Permanent health insurance (PHI) or income protection cover is a popular contractual benefit offered to staff. If a worker has a long-term illness and cannot return to work, the cover provides them with a percentage of their salary. Although some employers self-fund this benefit, many take out insurance cover. Direct age discrimination occurs where, because of age, a worker is treated less favourably than a comparator of a different age group (for example, refusing access to a certain benefit). However, since the abolition of the default retirement age, a limited exception provides that it is not unlawful age discrimination for an employer to ‘make arrangements for, or afford access to’ insurance or a related financial service (such as PHI cover) which ends when the employee reaches the greater of age 65 or state pension age. The EAT has recently considered whether an employee was subject to direct age discrimination when his PHI benefits ceased when he reached age 65, a year before his state retirement age.

P was a director and employee of a project management company. P’s director’s service agreement made provision for PHI cover, subject to ‘the rules of such PHI Scheme’. The PHI scheme provided that: (a) once a member was incapacitated the terms and conditions of the policy immediately prior to their incapacity would determine their benefit; and (b) membership of the PHI scheme would cease on the earliest of a number of events, which included a member attaining age 65. At the time the PHI scheme commenced P’s state pension age was 65. On 6 April 2011, the default retirement age of 65 years was abolished. 

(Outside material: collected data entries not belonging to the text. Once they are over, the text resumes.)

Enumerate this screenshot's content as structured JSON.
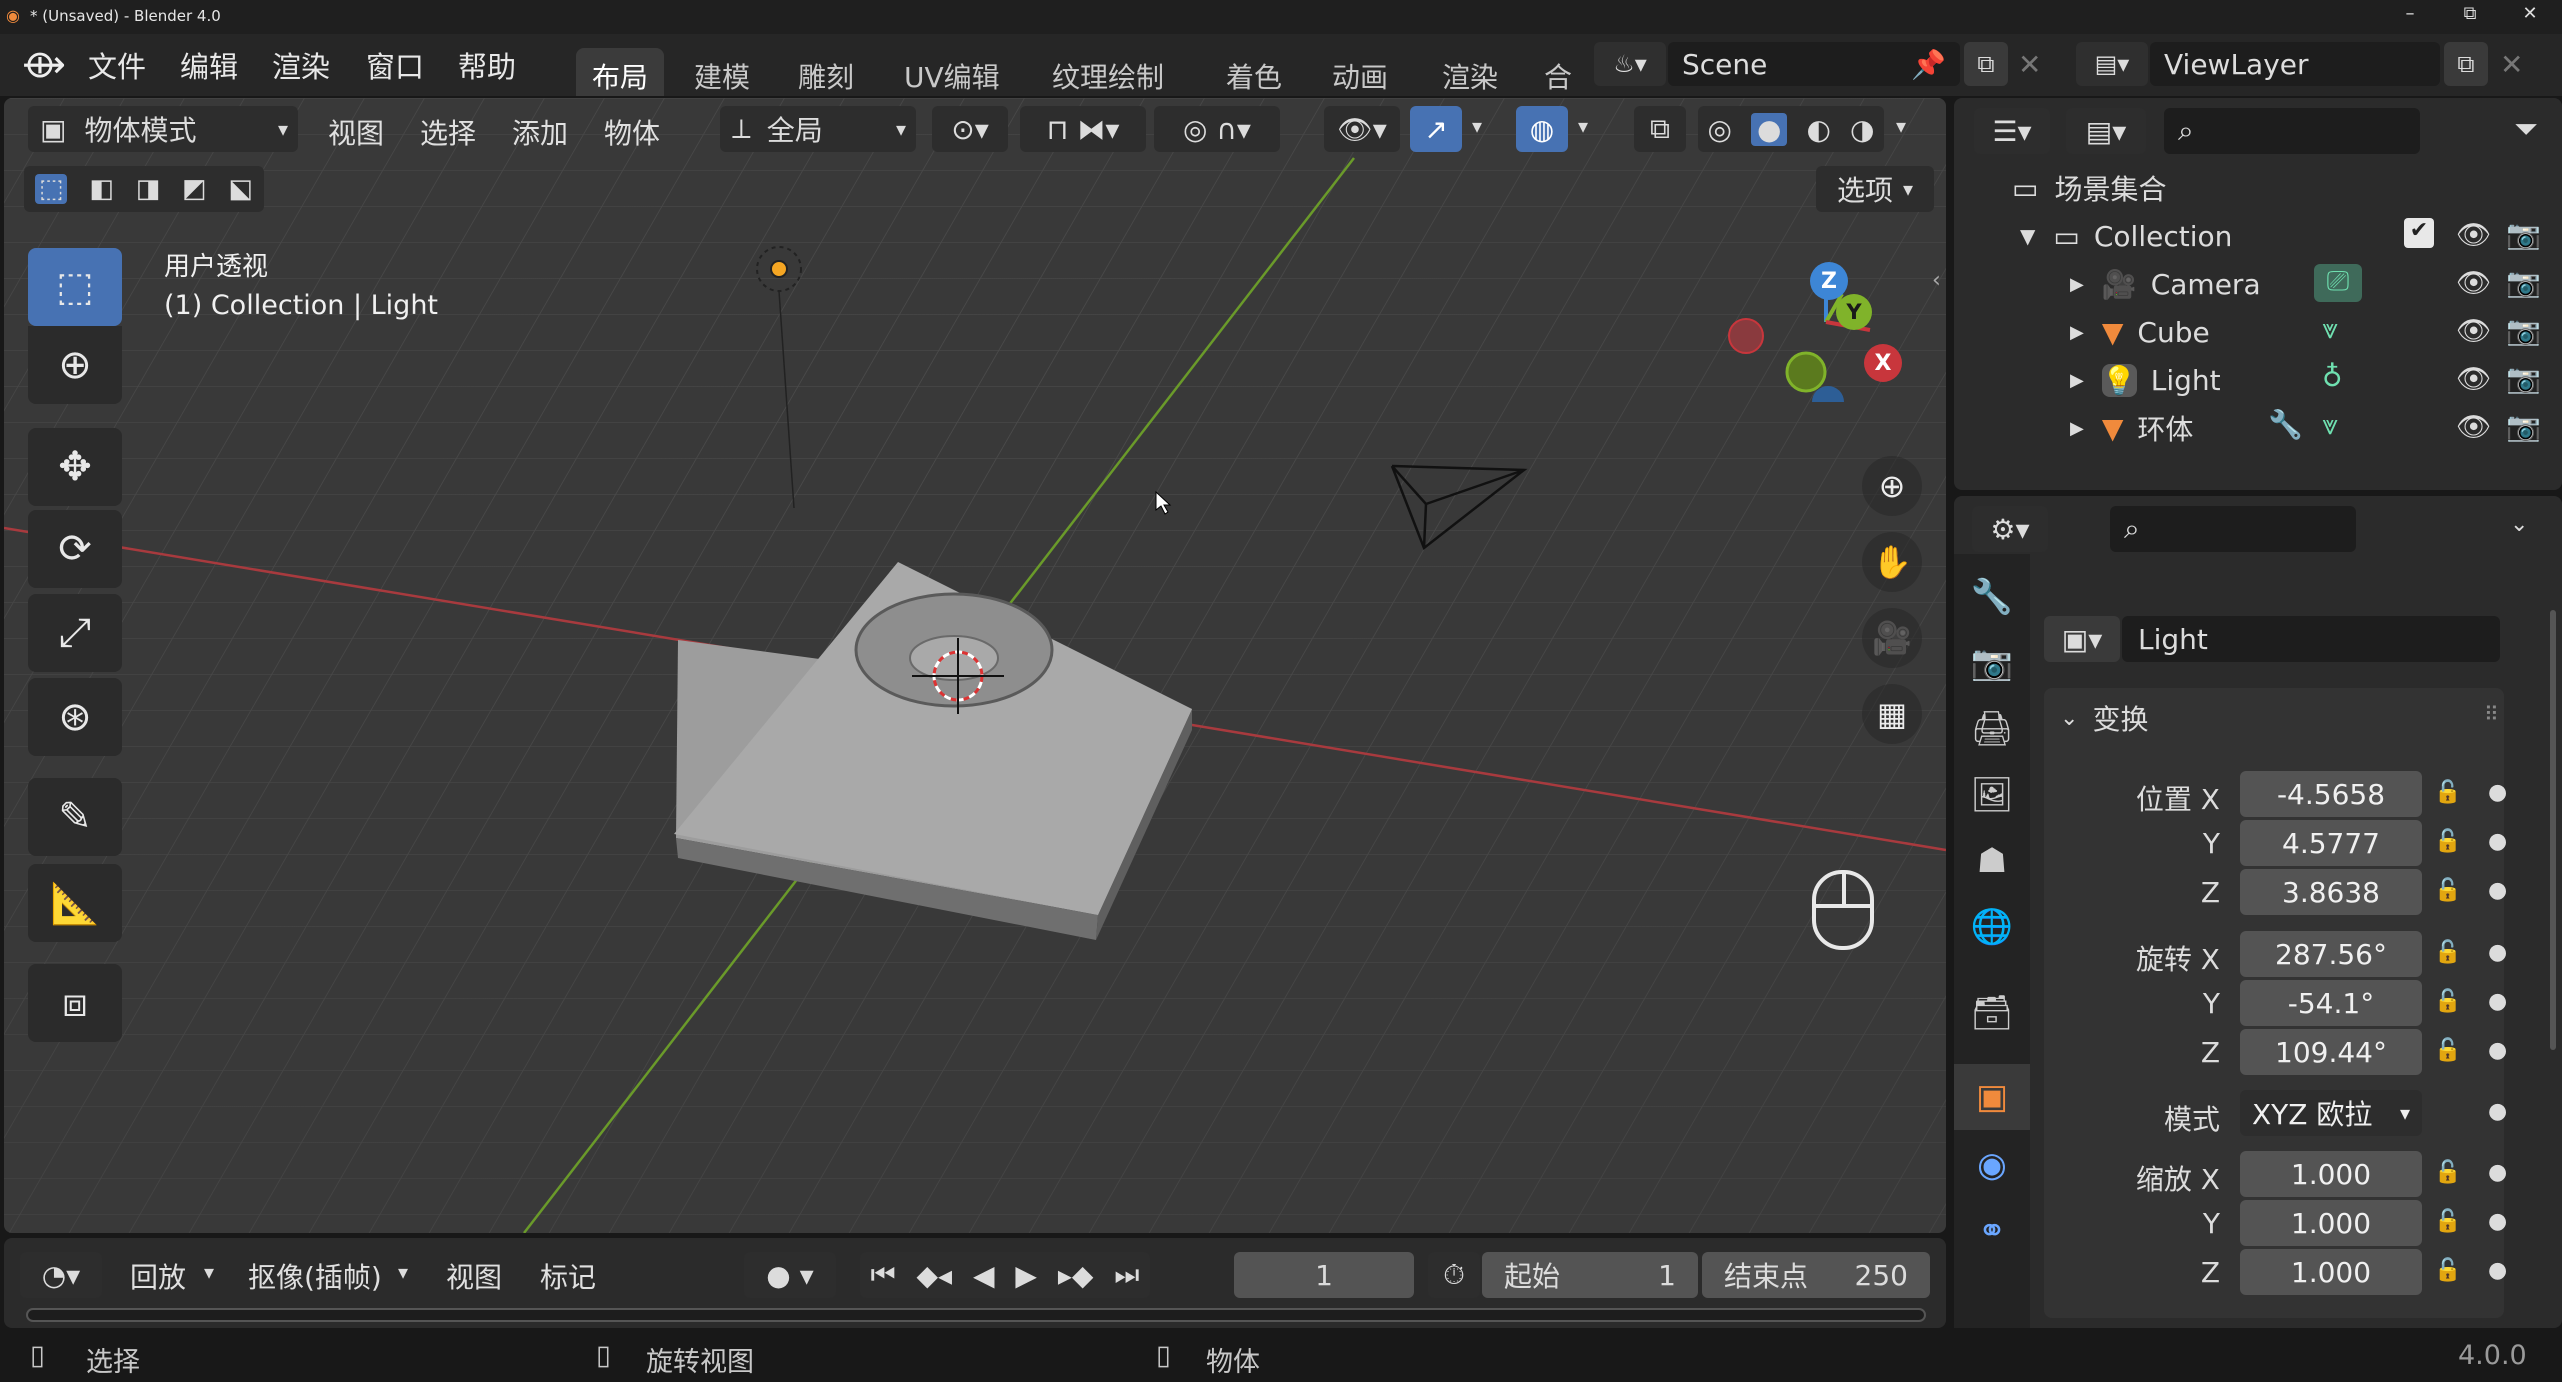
{
  "window": {
    "title": "* (Unsaved) - Blender 4.0",
    "minimize": "–",
    "maximize": "⧉",
    "close": "✕"
  },
  "menu": {
    "file": "文件",
    "edit": "编辑",
    "render": "渲染",
    "window": "窗口",
    "help": "帮助"
  },
  "workspaces": [
    "布局",
    "建模",
    "雕刻",
    "UV编辑",
    "纹理绘制",
    "着色",
    "动画",
    "渲染",
    "合成"
  ],
  "scene": {
    "name": "Scene",
    "view_layer": "ViewLayer"
  },
  "viewport_header": {
    "mode": "物体模式",
    "view": "视图",
    "select": "选择",
    "add": "添加",
    "object": "物体",
    "orientation": "全局",
    "options": "选项"
  },
  "viewport": {
    "perspective": "用户透视",
    "collection_info": "(1) Collection | Light"
  },
  "gizmo": {
    "z": "Z",
    "y": "Y",
    "x": "X"
  },
  "timeline": {
    "playback": "回放",
    "keying": "抠像(插帧)",
    "view": "视图",
    "marker": "标记",
    "current_frame": "1",
    "start_label": "起始",
    "start": "1",
    "end_label": "结束点",
    "end": "250"
  },
  "statusbar": {
    "select": "选择",
    "rotate_view": "旋转视图",
    "object": "物体",
    "version": "4.0.0"
  },
  "outliner": {
    "scene_collection": "场景集合",
    "collection": "Collection",
    "items": [
      {
        "name": "Camera",
        "icon": "camera-icon",
        "color": "#e8a05a"
      },
      {
        "name": "Cube",
        "icon": "mesh-icon",
        "color": "#f08a3c"
      },
      {
        "name": "Light",
        "icon": "light-icon",
        "color": "#e8a05a"
      },
      {
        "name": "环体",
        "icon": "mesh-icon",
        "color": "#f08a3c"
      }
    ]
  },
  "properties": {
    "object_name": "Light",
    "panel_title": "变换",
    "location_label": "位置 X",
    "location": {
      "x": "-4.5658",
      "y": "4.5777",
      "z": "3.8638"
    },
    "rotation_label": "旋转 X",
    "rotation": {
      "x": "287.56°",
      "y": "-54.1°",
      "z": "109.44°"
    },
    "mode_label": "模式",
    "mode": "XYZ 欧拉",
    "scale_label": "缩放 X",
    "scale": {
      "x": "1.000",
      "y": "1.000",
      "z": "1.000"
    },
    "y_label": "Y",
    "z_label": "Z"
  },
  "colors": {
    "accent": "#4772b3",
    "x_axis": "#c8363c",
    "y_axis": "#80b32a",
    "z_axis": "#3d86d6",
    "orange": "#f08a3c"
  }
}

In early July 2011, P fell ill and went on sick leave. By autumn 2011, it was clear that P could not return to work and in November 2011, a claim was submitted under the PHI scheme. This PHI claim was initially rejected by the insurer. On 3 January 2012, P’s state pension age was increased from 65 to 66. On 5 March 2013, the insurer accepted P’s PHI claim and backdated it to the commencement of P’s sickness absence on 3 July 2011. On 30 June 2019, the employer gave P 18 months’ notice of termination of his employment and P subsequently brought an age discrimination claim because his PHI benefits would cease when he reached 65, whereas his state pension would not start until he was 66. P stopped receiving PHI benefits when he turned 65 on 7 March 2020 and his employment terminated on 31 December 2020.

The tribunal dismissed P’s claim and P appealed. The EAT dismissed P’s appeal and upheld the tribunal’s decision. During the period that the employer provided the employee with access to the PHI scheme it was lawful (in accordance with the limited exception outlined above) to provide employees with access to the benefit of a PHI scheme under which payments would cease at state pension age, which was then 65. P’s situation crystallised when he became incapacitated for work as this triggered the payment of PHI benefits and froze the terms and conditions of the policy on the date immediately prior to his incapacity. The payment of PHI benefit from the point of crystallisation was a matter for the insurer, not the employer. 

The EAT also made non-binding comments to the effect that it considered it ‘strongly arguable’ that, if P had still been at work when his state pension age increased to 66, in order to rely on the limited exception, the employer would have needed to find insurance under which PHI benefits would be paid until age 66. However, had the employer not done so, it was theoretically possible to defend a direct age discrimination claim if the employer could establish that providing access to a scheme that did not provide benefits to state pension age was objectively justified as a proportionate means of achieving a legitimate aim. Employers may therefore want to review the terms of any PHI cover they provide to check that this continues to keep track with state retirement age.